Cavalgando a onda do investimento em arte, procedeu à sistemática aquisição de obras que lhe permitiram constituir uma considerável coleção.
Mudou, então, de estatuto. Além de rico passou a ser tido como um expoente da cultura.
Foi o tempo de o desejo conseguido de consideração social o tornar o burguês notável.
Do ponto de vista dele, o que fazer com a coleção? Deixar passar o tempo e valorizá-la, certamente.
Um pequeno problema, o custo dos seguros. Outro, o custo do local de exposição.
Atento, um Governo espreitou a oportunidade.
E, assim, a consideração, o interesse e a ocasião geraram um acordo.
Os portugueses sentiram-se próximos da coleção, o Estado sonhou vir a ser seu dono, o detentor criou um enorme capital de influência.
A tal ponto que, uma guerra nascente pelo controle de bancos deu origem à celebração de um conúbio.
O detentor comprava ações, a governo coordenava as operações, os bancos emprestaram sem limites.
Uma história triste. Tudo acabou mal.
Os bancos destruídos pela crise, as ações sem valor, a dívida acumulada.
Tudo quanto se passou daqui para a frente, custa a entender.
Os sinais de alerta pelo incumprimento não cessaram de acontecer.

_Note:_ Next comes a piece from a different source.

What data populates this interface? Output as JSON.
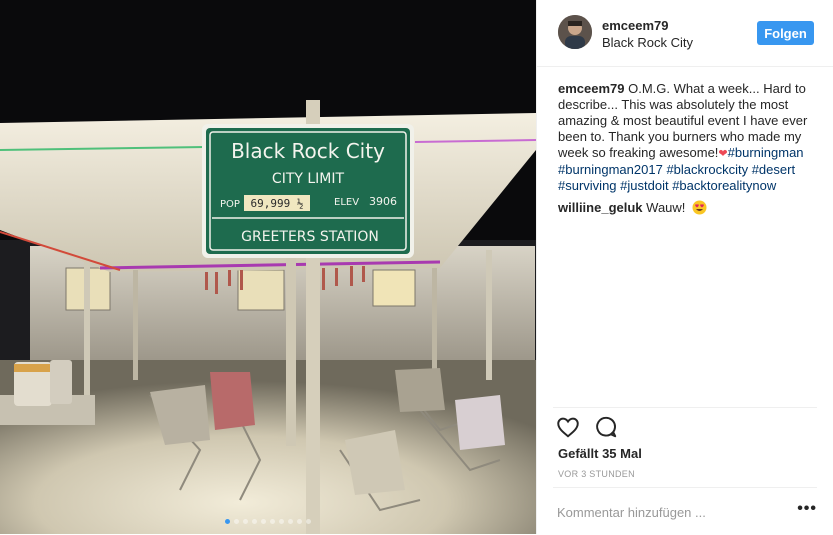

Percebeu-se que os bancos tentavam renegociar com completo insucesso e crescente debilidade.
E, todavia, ninguém conseguia perceber porque não executavam a dívida, tão negro parecia o futuro.
Mil milhões terá sido o número mágico para o despertar da modorra.
Do outro lado, o detentor, fazia acordos e celebrava a sua denúncia.
E isto porquê? Porque habilmente o detentor tinha criado uma associação na qual os bancos participavam alegremente. Eram os títulos desta associação que serviam de garantia, não a coleção.
E os bancos ficaram de um momento para o outro a ver navios.
Ninguém reparou.
Foi preciso realizar uma Comissão de Inquérito Parlamentar para que o País se desse conta do acontecido.
Ali, perante as caras de espanto, o detentor explicou as suas astúcias e não deixou grande margem à recuperação dos créditos.
O que resta desta história não é, para mim, um comportamento censurável, uma falta de respeito, uma completa cara de pau. O detentor levou todos à certa.
Revisitando Hergé, outro Oliveira da Figueira se desenhou como típica figura do português. Um o impagável vendedor, outro o inexecutável comprador.
O nosso fado a dois tons.
Mas o que me impressiona é toda esta estranhíssima catadupa de cumplicidades e de ausência de responsabilidade demonstrada.
Com tanta gente ilustre, tantos juristas de eleição, tão distintos administradores da Caixa e dos outros, ninguém foi capaz de surpreender o golpe?
Os bancos foram os últimos a saber?
Peço desculpa. Juro que não é populismo. É a vida.
Sonho com o improvável.
E se a dívida for paga à CGD um modestíssimo reformado residente em nenhures, desconhecedor da arte contemporânea, sobrevivente da miséria envergonhada, poderá ser poupado a pagar mais de dois euros por levantamento com a caderneta?